Menace nucléaire: des précédents à Cuba (1962) et Inde-Pakistan (2002)

La doctrine de la dissuasion nucléaire, brandie par Vladimir Poutine, a déjà été mise à l’épreuve, notamment lors de la crise des missiles à Cuba en 1962 puis en 2001-2002 lors de la confrontation entre l’Inde et le Pakistan.

– 1962: Crise des missiles à Cuba –

En octobre 1962, au plus fort de la guerre froide, une épreuve de force de treize jours oppose le jeune président américain John Kennedy et le dirigeant soviétique Nikita Khrouchtchev. Des photos prises par un avion espion américain révèlent la présence à Cuba, allié de Moscou, de rampes soviétiques de lancement de missiles, à portée des côtes américaines. Jugeant possible une « frappe nucléaire contre l’hémisphère occidental », Kennedy décide la mise en quarantaine de l’île, avec un blocus maritime.
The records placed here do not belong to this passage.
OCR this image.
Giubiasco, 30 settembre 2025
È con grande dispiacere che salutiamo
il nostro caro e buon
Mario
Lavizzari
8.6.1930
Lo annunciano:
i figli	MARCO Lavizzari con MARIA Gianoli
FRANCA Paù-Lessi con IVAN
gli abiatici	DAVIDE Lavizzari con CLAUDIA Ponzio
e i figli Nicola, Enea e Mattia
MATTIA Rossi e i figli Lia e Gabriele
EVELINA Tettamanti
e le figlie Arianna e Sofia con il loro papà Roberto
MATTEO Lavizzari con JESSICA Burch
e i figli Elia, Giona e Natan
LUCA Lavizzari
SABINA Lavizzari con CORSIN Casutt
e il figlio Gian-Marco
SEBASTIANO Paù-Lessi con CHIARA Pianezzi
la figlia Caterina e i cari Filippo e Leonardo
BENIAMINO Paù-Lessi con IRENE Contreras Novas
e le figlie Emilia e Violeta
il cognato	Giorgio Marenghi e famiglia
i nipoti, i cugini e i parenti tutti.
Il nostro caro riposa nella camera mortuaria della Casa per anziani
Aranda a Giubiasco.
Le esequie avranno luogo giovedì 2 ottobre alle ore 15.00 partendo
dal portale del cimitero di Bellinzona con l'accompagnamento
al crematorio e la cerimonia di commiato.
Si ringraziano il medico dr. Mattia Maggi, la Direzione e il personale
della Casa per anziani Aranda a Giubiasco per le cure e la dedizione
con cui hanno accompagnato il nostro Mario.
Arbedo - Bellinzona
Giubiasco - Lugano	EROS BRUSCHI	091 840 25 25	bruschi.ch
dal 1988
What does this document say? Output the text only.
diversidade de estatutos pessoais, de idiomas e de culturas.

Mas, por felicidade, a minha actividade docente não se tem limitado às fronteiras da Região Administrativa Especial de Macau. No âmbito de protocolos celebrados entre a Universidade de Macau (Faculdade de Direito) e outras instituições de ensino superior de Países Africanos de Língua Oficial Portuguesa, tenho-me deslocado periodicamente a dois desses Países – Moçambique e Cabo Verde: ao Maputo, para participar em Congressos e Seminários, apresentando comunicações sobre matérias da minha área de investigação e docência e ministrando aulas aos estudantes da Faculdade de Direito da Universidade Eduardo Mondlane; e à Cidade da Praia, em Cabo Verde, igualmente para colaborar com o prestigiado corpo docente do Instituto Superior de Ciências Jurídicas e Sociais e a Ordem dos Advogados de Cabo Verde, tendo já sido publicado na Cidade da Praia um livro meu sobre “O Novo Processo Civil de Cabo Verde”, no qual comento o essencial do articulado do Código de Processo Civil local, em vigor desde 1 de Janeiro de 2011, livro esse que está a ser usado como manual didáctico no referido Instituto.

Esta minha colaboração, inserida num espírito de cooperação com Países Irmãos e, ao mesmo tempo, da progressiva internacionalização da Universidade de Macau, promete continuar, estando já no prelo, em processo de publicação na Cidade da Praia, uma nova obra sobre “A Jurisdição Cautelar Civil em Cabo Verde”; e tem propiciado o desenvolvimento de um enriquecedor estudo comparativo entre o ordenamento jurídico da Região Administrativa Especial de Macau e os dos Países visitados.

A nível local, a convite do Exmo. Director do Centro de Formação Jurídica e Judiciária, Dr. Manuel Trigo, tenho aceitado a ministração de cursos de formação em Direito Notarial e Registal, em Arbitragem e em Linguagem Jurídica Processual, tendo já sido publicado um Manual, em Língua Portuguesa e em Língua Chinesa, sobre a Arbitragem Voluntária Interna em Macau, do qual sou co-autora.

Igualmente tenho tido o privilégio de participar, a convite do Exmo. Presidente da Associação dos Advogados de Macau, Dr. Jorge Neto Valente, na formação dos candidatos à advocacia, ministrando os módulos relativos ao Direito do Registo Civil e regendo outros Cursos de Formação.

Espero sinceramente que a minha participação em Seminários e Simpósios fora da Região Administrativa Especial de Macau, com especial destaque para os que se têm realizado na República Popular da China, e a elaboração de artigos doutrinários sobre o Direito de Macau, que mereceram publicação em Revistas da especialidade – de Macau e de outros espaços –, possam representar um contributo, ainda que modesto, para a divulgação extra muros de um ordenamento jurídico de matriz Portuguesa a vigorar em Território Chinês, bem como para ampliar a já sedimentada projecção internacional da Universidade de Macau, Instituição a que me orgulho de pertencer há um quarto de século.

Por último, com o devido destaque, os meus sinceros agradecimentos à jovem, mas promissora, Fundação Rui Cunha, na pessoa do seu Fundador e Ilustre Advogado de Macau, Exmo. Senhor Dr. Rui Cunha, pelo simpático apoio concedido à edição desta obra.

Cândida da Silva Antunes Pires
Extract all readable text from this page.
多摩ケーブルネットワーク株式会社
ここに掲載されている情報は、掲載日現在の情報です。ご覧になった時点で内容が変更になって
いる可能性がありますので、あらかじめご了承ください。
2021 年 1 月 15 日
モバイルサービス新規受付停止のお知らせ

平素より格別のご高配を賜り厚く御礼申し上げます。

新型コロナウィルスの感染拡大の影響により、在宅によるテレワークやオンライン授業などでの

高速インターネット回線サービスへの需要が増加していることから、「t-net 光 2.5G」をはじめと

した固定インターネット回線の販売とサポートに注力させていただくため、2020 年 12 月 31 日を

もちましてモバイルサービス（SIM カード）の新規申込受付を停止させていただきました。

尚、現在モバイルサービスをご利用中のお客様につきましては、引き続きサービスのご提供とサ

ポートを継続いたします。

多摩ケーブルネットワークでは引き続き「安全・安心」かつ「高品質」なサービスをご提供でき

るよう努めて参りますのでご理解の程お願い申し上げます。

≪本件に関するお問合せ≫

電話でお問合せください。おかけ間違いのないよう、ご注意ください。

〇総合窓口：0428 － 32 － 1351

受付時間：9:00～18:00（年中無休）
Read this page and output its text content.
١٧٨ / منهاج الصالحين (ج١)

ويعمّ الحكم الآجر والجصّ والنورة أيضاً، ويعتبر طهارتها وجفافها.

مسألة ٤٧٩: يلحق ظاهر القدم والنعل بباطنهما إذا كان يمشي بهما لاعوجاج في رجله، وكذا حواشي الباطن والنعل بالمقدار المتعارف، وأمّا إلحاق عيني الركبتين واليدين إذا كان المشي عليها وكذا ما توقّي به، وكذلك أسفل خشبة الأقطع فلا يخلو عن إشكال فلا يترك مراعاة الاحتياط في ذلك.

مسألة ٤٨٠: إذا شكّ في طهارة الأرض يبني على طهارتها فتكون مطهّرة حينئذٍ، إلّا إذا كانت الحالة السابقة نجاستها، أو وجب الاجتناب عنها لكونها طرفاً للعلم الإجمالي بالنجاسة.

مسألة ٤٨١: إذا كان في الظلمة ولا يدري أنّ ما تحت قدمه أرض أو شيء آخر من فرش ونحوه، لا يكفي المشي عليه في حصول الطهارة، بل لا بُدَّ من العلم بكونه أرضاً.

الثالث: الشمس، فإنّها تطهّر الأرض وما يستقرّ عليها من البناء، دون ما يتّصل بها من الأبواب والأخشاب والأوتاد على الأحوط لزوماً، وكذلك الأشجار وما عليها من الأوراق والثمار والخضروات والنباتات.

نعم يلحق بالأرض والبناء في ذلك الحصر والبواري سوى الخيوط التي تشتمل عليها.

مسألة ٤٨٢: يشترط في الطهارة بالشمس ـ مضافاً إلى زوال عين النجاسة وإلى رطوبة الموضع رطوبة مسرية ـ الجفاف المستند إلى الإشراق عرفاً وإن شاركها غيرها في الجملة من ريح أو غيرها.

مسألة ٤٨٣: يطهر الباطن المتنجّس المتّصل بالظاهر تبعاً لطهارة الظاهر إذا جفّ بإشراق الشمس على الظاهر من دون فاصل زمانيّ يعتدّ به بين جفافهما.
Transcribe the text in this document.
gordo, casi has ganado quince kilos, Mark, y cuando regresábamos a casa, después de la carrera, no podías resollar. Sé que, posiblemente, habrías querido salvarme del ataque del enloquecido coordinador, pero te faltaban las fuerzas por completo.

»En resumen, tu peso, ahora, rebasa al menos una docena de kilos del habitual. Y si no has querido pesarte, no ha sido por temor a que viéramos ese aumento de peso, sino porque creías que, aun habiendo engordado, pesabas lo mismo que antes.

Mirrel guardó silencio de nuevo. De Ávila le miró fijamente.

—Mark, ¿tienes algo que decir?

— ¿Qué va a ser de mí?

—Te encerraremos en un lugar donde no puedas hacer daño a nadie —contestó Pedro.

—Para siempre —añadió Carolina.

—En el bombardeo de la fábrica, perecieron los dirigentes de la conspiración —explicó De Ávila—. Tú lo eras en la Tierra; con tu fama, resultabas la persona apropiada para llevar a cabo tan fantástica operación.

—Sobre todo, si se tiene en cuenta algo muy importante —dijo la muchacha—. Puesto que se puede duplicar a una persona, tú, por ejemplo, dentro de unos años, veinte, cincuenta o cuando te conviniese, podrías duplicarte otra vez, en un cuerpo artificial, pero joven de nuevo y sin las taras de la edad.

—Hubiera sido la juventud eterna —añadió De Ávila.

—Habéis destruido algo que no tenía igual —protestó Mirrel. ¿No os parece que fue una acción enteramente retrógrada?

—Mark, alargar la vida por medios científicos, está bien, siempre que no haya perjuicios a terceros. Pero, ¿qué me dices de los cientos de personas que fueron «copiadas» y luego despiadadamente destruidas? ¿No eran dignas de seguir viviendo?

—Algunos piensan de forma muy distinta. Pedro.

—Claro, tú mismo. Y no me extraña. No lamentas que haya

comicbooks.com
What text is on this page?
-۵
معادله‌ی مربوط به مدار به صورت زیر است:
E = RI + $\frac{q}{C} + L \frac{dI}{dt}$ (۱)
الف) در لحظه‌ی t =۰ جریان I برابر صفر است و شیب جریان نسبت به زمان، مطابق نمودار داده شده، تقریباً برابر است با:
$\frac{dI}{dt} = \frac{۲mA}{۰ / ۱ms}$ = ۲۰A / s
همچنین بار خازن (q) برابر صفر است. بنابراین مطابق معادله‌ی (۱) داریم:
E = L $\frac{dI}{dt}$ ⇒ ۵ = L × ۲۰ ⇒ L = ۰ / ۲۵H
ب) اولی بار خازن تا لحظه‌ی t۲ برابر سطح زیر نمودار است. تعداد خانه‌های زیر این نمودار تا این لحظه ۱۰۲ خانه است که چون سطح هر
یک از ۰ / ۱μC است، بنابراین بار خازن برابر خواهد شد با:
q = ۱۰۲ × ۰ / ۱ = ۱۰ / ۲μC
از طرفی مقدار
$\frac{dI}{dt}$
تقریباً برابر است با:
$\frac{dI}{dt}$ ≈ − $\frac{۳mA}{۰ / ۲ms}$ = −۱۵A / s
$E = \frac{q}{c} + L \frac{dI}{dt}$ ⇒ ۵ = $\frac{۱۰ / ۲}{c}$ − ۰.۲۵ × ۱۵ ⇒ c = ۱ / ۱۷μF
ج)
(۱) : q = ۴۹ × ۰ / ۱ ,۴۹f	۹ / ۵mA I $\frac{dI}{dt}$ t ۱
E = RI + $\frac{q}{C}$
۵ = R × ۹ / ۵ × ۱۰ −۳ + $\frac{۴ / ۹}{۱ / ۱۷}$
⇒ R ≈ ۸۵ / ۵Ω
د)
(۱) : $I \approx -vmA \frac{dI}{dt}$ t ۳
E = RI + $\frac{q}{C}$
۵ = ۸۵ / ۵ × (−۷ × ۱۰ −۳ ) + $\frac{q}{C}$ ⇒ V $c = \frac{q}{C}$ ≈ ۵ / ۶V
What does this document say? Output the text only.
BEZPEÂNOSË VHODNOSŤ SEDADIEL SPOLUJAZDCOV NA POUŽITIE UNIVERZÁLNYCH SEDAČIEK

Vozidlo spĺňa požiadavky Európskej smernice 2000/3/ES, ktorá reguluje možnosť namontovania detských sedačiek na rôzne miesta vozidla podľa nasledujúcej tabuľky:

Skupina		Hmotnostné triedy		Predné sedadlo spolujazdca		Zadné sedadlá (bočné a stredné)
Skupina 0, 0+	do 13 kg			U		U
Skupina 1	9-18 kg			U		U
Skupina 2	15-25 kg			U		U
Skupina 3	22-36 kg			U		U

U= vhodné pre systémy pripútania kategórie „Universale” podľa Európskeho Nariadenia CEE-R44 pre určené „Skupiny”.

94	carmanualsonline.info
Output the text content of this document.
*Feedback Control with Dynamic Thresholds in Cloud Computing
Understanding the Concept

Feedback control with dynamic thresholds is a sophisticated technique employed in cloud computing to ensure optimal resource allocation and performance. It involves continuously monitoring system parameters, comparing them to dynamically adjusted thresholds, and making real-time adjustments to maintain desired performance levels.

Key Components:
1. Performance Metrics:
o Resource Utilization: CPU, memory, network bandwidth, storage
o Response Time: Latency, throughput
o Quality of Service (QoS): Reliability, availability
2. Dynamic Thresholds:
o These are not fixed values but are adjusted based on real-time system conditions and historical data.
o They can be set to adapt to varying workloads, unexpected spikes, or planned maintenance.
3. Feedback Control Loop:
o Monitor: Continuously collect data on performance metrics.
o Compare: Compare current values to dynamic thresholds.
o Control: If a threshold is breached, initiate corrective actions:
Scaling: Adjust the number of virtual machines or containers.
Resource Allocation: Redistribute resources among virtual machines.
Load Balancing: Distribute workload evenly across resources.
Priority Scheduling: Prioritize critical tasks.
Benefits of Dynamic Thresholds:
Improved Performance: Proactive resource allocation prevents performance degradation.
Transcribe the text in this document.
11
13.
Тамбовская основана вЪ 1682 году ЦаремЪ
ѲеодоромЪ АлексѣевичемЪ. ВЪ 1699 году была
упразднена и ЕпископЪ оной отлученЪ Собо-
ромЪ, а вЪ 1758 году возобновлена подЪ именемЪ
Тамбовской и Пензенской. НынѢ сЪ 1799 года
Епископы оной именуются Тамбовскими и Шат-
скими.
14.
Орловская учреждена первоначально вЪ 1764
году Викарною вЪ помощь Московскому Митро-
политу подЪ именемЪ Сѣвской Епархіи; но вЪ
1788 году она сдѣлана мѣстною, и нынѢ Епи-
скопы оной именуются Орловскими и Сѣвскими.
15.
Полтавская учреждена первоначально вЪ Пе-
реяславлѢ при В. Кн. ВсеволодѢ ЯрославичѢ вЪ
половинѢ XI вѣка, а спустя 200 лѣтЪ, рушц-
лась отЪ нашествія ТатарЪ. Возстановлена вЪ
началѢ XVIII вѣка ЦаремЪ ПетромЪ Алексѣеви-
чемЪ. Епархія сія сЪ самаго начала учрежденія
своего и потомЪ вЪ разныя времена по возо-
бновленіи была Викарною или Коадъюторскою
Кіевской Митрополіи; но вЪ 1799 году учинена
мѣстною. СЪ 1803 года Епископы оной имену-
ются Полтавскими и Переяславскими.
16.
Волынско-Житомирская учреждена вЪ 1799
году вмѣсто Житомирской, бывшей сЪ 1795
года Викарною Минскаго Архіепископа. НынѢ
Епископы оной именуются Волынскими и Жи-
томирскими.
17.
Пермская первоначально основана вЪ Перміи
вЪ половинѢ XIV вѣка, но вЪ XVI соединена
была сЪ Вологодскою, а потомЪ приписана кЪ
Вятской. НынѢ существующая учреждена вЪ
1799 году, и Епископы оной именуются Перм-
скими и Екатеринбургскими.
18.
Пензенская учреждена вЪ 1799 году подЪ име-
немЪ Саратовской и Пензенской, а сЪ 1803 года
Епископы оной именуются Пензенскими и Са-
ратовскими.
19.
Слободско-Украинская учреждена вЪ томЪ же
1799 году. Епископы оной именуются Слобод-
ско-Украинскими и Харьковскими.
Les forces stratégiques sont placées en état d’alerte maximum, niveau précédant juste le déclenchement de la guerre nucléaire. Des centaines de bombardiers atomiques patrouillent le ciel et des missiles intercontinentaux sont armés. Les navires soviétiques rebroussent chemin et un accord entre les deux puissances se prépare en coulisses: retrait des missiles soviétiques contre retrait des missiles américains en Turquie. C’est alors qu’un U2 est abattu au-dessus de Cuba. Kennedy envoie son frère Robert, ministre de la Justice, négocier avec l’ambassadeur soviétique. Khrouchtchev accepte de retirer ses missiles. Washington promet de ne pas envahir Cuba, et secrètement de retirer ses fusées de Turquie. Après cette crise, un « téléphone rouge » est mis en place en 1963, permettant à la Maison Blanche et au Kremlin de communiquer directement.

– 2001-2002: crise nucléaire Inde/Pakistan –

En mai 2002, l’Inde et le Pakistan, qui se disputent le Cachemire depuis leur partition en 1947, sont au bord d’un nouvel affrontement. L’Inde attribue à des islamistes venus du Pakistan une attaque suicide contre le Parlement de New Delhi le 13 décembre 2001, qui a fait 14 morts. Les deux pays, puissances atomiques depuis 1998, mobilisent près d’un million d’hommes à leurs frontières, notamment au Cachemire. En avril 2002, le président pakistanais Pervez Musharraf déclare envisager « le recours à l’arme nucléaire ». « Si le Pakistan tout entier menace de disparaître de la carte, alors la pression deviendrait trop grande pour notre peuple, et il faudrait prendre en compte aussi cette option: la bombe atomique en cas de besoin ». Le ministre indien de la Défense George Fernandes fait valoir qu’en cas d’attaque nucléaire « l’Inde pourrait survivre mais pas le Pakistan ». Pendant deux ans, New Delhi et Islamabad se répondent à coups d’essais de missiles, puis s’engagent sous la pression de Washington dans une désescalade, qui aboutit à un cessez-le-feu en novembre 2003, puis à un processus de dialogue en janvier 2004. Les Etats-Unis sont le seul pays du monde à avoir utilisé des armes nucléaires, en 1945 au Japon. Les attaques sur Hiroshima (140.000 morts), puis sur Nagasaki (74.000) trois jours plus tard ont précipité la capitulation du Japon et la fin de la Seconde Guerre mondiale.